Stappard note que bien que de nombreux films maoris aient été produits, peu se sont concentrés sur des histoires dirigées par des femmes se déroulant en dehors de la Nouvelle-Zélande, malgré les preuves historiques de la migration maorie vers la Grande-Bretagne à l'époque de la colonisation européenne. Mārama est positionné comme l'un des premiers films à aborder cette histoire sous-représentée, offrant un portrait nuancé du déplacement culturel et de la résistance.
Des cinéastes tels que Jordan Mark Windsor et Sean Wallace de Thunderlips soulignent que leur travail représente un départ de l'horreur à la hollywoodienne, qui donne souvent la priorité aux sauts de peur par rapport à la profondeur thématique.

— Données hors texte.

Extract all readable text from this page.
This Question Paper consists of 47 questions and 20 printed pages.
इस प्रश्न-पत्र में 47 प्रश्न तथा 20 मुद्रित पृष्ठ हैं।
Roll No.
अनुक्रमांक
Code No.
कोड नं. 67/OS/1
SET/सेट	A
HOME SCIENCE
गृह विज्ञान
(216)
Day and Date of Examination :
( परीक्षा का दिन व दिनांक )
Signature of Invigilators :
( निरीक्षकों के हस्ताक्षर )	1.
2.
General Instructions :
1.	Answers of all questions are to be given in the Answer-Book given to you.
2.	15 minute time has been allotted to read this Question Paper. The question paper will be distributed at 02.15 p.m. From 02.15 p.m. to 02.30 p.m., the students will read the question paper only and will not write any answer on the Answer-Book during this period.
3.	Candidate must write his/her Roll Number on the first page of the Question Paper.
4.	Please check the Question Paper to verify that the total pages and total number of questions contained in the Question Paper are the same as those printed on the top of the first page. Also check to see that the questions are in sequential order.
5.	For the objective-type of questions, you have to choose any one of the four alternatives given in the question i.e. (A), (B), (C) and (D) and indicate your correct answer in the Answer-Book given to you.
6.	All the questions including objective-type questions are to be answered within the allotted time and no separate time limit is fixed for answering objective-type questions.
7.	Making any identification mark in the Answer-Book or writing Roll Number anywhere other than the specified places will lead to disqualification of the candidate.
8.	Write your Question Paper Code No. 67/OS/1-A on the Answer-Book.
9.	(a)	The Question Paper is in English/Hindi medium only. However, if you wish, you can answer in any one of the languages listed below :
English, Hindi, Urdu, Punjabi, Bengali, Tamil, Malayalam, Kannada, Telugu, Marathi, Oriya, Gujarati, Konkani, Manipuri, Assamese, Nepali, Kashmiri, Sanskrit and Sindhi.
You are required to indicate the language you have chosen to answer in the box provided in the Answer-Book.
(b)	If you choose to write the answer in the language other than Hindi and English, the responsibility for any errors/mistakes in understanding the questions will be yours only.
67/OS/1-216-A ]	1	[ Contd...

Mārama a remporté le Grand Prix du Jury au Festival international du film de Seattle, tandis que Mum, I'm Alien Pregnant a remporté le meilleur premier long métrage au Festival international du film Fantasia au Canada. Ces distinctions soulignent l'appétit croissant pour des récits diversifiés et stimulants, suggérant que les cinéastes néo-zélandais commencent à se tailler un espace distinct dans le genre d'horreur mondial. Alors que l'industrie néo-zélandaise de l'horreur continue d'évoluer, les cinéastes tirent parti des traditions locales et des problèmes contemporains pour créer des histoires qui résonnent au-delà des frontières nationales.
Qu'il s'agisse de l'horreur corporelle surréaliste de Mum, I'm Alien Pregnant ou du réalisme gothique obsédant de Mārama, ces films illustrent une nouvelle vague de créativité qui remodèle le paysage du cinéma d'horreur. Leur succès continu ouvrira probablement la voie à des projets plus ambitieux, solidifiant davantage le rôle de la Nouvelle-Zélande dans la communauté cinématographique internationale.